Não é o tipo de coisa que acontece tropeçando no tapete da sala. Geralmente, o cenário envolve uma queda de altura – como um pedreiro que cai de um andaime ou alguém que pula um muro e aterrissa mal – ou um impacto violento em acidentes de trânsito. O impacto é tão seco que o osso muitas vezes não apenas racha, ele explode por dentro, perdendo sua altura e largura originais. O efeito “casca de ovo” Imagine uma caixa de ovos. Se você pressionar a lateral, ela resiste. Mas se você aplicar uma força vertical súbita e intensa, a casca externa se estilhaça enquanto o conteúdo interno se comprime.

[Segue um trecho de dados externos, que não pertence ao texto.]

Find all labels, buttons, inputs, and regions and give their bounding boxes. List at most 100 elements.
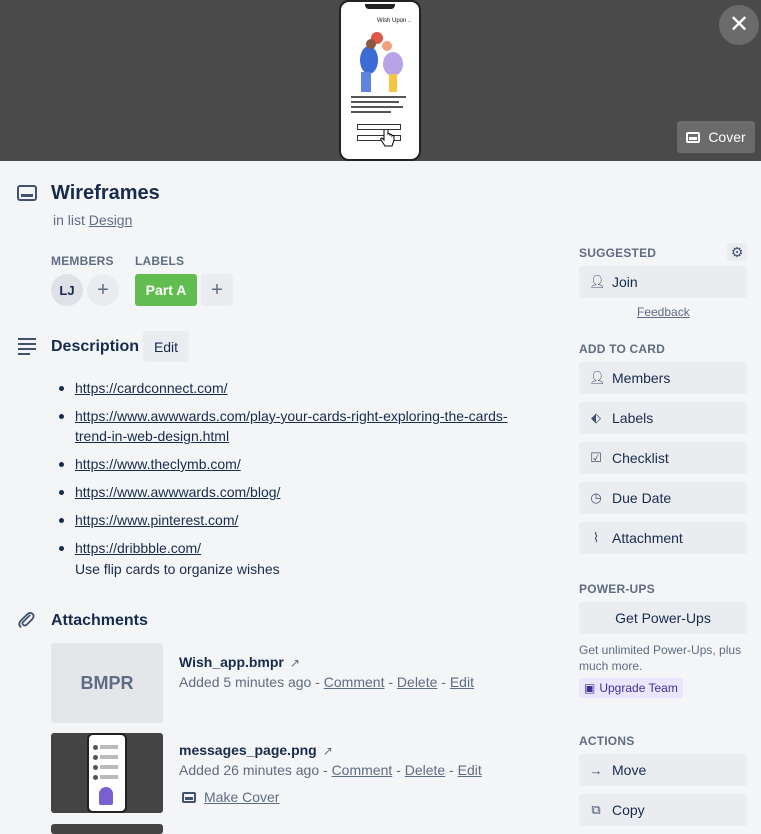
- edit-link[interactable]: Edit: [458, 762, 482, 778]
- upgrade-icon: ▣: [584, 681, 596, 695]
- description-link-list: https://cardconnect.com/ https://www.aww…: [57, 378, 527, 566]
- comment-link[interactable]: Comment: [332, 762, 393, 778]
- hand-cursor-icon: [380, 130, 395, 147]
- external-link-icon[interactable]: ↗: [290, 656, 300, 670]
- card-icon: [182, 791, 196, 803]
- card-title[interactable]: Wireframes: [51, 182, 160, 205]
- list-item: https://www.theclymb.com/: [57, 454, 527, 474]
- plus-icon: +: [211, 278, 223, 301]
- attachment-filename: Wish_app.bmpr: [179, 654, 284, 670]
- attachment-thumbnail[interactable]: BMPR: [51, 643, 163, 723]
- cover-image: Wish Upon ..: [339, 0, 421, 161]
- copy-label: Copy: [612, 802, 645, 818]
- list-item: https://cardconnect.com/: [57, 378, 527, 398]
- attachment-thumbnail[interactable]: [51, 733, 163, 813]
- checklist-label: Checklist: [612, 450, 669, 466]
- labels-heading: Labels: [135, 254, 185, 268]
- description-link[interactable]: https://www.pinterest.com/: [75, 512, 238, 528]
- labels-label: Labels: [612, 410, 654, 426]
- clock-icon: ◷: [590, 490, 602, 505]
- suggested-heading: Suggested: [579, 246, 657, 260]
- edit-link[interactable]: Edit: [450, 674, 474, 690]
- thumbnail-text-lines: [351, 96, 411, 116]
- comment-link[interactable]: Comment: [324, 674, 385, 690]
- power-ups-note: Get unlimited Power-Ups, plus much more.: [579, 643, 742, 673]
- card-icon: [686, 131, 701, 143]
- upgrade-team-button[interactable]: ▣ Upgrade Team: [579, 678, 683, 698]
- list-link[interactable]: Design: [89, 212, 133, 228]
- checkbox-icon: ☑: [590, 450, 602, 465]
- cover-button[interactable]: Cover: [677, 121, 755, 153]
- attachment-name[interactable]: Wish_app.bmpr ↗: [179, 654, 300, 670]
- description-note: Use flip cards to organize wishes: [75, 561, 280, 577]
- copy-button[interactable]: ⧉ Copy: [579, 794, 747, 826]
- card-cover: Wish Upon .. ✕ Cover: [0, 0, 761, 161]
- list-item: https://dribbble.com/: [57, 538, 527, 558]
- in-list-prefix: in list: [53, 212, 85, 228]
- attachment-added-time: Added 5 minutes ago: [179, 674, 312, 690]
- person-icon: 👤︎: [589, 274, 606, 289]
- arrow-right-icon: →: [589, 762, 603, 778]
- description-link[interactable]: https://dribbble.com/: [75, 540, 201, 556]
- edit-description-button[interactable]: Edit: [143, 331, 189, 362]
- description-link[interactable]: https://www.theclymb.com/: [75, 456, 241, 472]
- due-date-label: Due Date: [612, 490, 672, 506]
- card-icon: [17, 185, 37, 201]
- phone-notch: [365, 4, 395, 9]
- close-icon: ✕: [728, 11, 750, 38]
- join-label: Join: [612, 274, 638, 290]
- copy-icon: ⧉: [591, 802, 601, 817]
- move-label: Move: [612, 762, 647, 778]
- delete-link[interactable]: Delete: [397, 674, 437, 690]
- description-icon: [18, 338, 36, 358]
- members-heading: Members: [51, 254, 114, 268]
- attachment-filename: messages_page.png: [179, 742, 317, 758]
- description-link[interactable]: https://www.awwwards.com/play-your-cards…: [75, 408, 508, 444]
- list-item: https://www.awwwards.com/play-your-cards…: [57, 406, 527, 446]
- members-label: Members: [612, 370, 671, 386]
- description-link[interactable]: https://cardconnect.com/: [75, 380, 228, 396]
- make-cover-link[interactable]: Make Cover: [204, 789, 279, 805]
- delete-link[interactable]: Delete: [405, 762, 445, 778]
- person-icon: 👤︎: [589, 370, 606, 385]
- power-ups-heading: Power-Ups: [579, 582, 655, 596]
- external-link-icon[interactable]: ↗: [323, 744, 333, 758]
- description-link[interactable]: https://www.awwwards.com/blog/: [75, 484, 280, 500]
- add-label-button[interactable]: +: [201, 274, 233, 306]
- label-part-a[interactable]: Part A: [135, 274, 197, 306]
- get-power-ups-button[interactable]: Get Power-Ups: [579, 602, 747, 634]
- feedback-link[interactable]: Feedback: [637, 305, 690, 319]
- attachment-name[interactable]: messages_page.png ↗: [179, 742, 333, 758]
- attachment-added-time: Added 26 minutes ago: [179, 762, 320, 778]
- labels-button[interactable]: ⬖ Labels: [579, 402, 747, 434]
- join-button[interactable]: 👤︎ Join: [579, 266, 747, 298]
- checklist-button[interactable]: ☑ Checklist: [579, 442, 747, 474]
- actions-heading: Actions: [579, 734, 635, 748]
- illustration-image: [360, 32, 403, 92]
- attachment-thumbnail[interactable]: [51, 824, 163, 834]
- add-to-card-heading: Add to card: [579, 342, 665, 356]
- tag-icon: ⬖: [591, 410, 601, 425]
- gear-icon[interactable]: ⚙: [727, 243, 747, 261]
- due-date-button[interactable]: ◷ Due Date: [579, 482, 747, 514]
- paperclip-icon: [18, 612, 35, 628]
- attachment-label: Attachment: [612, 530, 683, 546]
- cover-button-label: Cover: [708, 129, 746, 145]
- members-button[interactable]: 👤︎ Members: [579, 362, 747, 394]
- list-item: https://www.awwwards.com/blog/: [57, 482, 527, 502]
- attachment-preview-image: [87, 733, 127, 813]
- close-button[interactable]: ✕: [719, 5, 759, 45]
- paperclip-icon: ⌇: [592, 530, 600, 545]
- in-list-text: in list Design: [53, 212, 132, 228]
- attachment-meta: Added 5 minutes ago - Comment - Delete -…: [179, 674, 474, 690]
- make-cover-button[interactable]: Make Cover: [182, 789, 279, 805]
- attachment-meta: Added 26 minutes ago - Comment - Delete …: [179, 762, 482, 778]
- description-heading: Description: [51, 338, 140, 355]
- attachments-heading: Attachments: [51, 612, 148, 629]
- move-button[interactable]: → Move: [579, 754, 747, 786]
- add-member-button[interactable]: +: [87, 274, 119, 306]
- plus-icon: +: [97, 278, 109, 301]
- avatar[interactable]: LJ: [51, 274, 83, 306]
- upgrade-team-label: Upgrade Team: [599, 681, 678, 695]
- attachment-button[interactable]: ⌇ Attachment: [579, 522, 747, 554]
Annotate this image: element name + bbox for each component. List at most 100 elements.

É exatamente isso que acontece no calcanhar. O grande problema aqui não é só o osso quebrado, mas a superfície articular. O calcâneo se articula com o tálus (o osso que fica logo acima dele) para permitir que você faça aquele movimento de “lado a lado” com o pé, essencial para caminhar em terrenos irregulares. Quando a fratura atinge essa articulação e não conseguimos deixá-la “lisinha” de novo, o caminho para a artrose precoce e para a dor crônica fica escancarado. O dilema do tratamento: operar ou não? Anos atrás, um paciente chegou ao meu consultório após cair de uma escada de três metros.

O pé dele parecia uma berinjela de tão inchado e roxo. Naquele momento, o maior erro seria levá-lo direto para a mesa de cirurgia. Por que? Porque a pele do calcanhar é extremamente sensível e tem pouca circulação sanguínea. Se operarmos com o pé muito inchado, a ferida simplesmente não fecha ou infecciona. Às vezes, precisamos esperar uma ou duas semanas, com o pé para cima e muito gelo, até que as “rugas” na pele voltem a aparecer. Esse é o sinal verde para o cirurgião. A decisão entre operar ou seguir o tratamento conservador (sem cirurgia) é um dos maiores debates na traumatologia do pé e tornozelo.

– O caminho cirúrgico: Usamos placas e parafusos para tentar devolver o formato original ao osso. É como montar um quebra-cabeça 3D onde as peças são minúsculas. Hoje, temos a opção da cirurgia minimamente invasiva, onde fazemos cortes muito pequenos, diminuindo drasticamente o risco de problemas com a cicatrização. – O caminho conservador: Reservado para fraturas que não saíram do lugar ou para pacientes que, por questões de saúde (como diabetes grave ou tabagismo pesado), teriam um risco muito alto de complicações na cirurgia.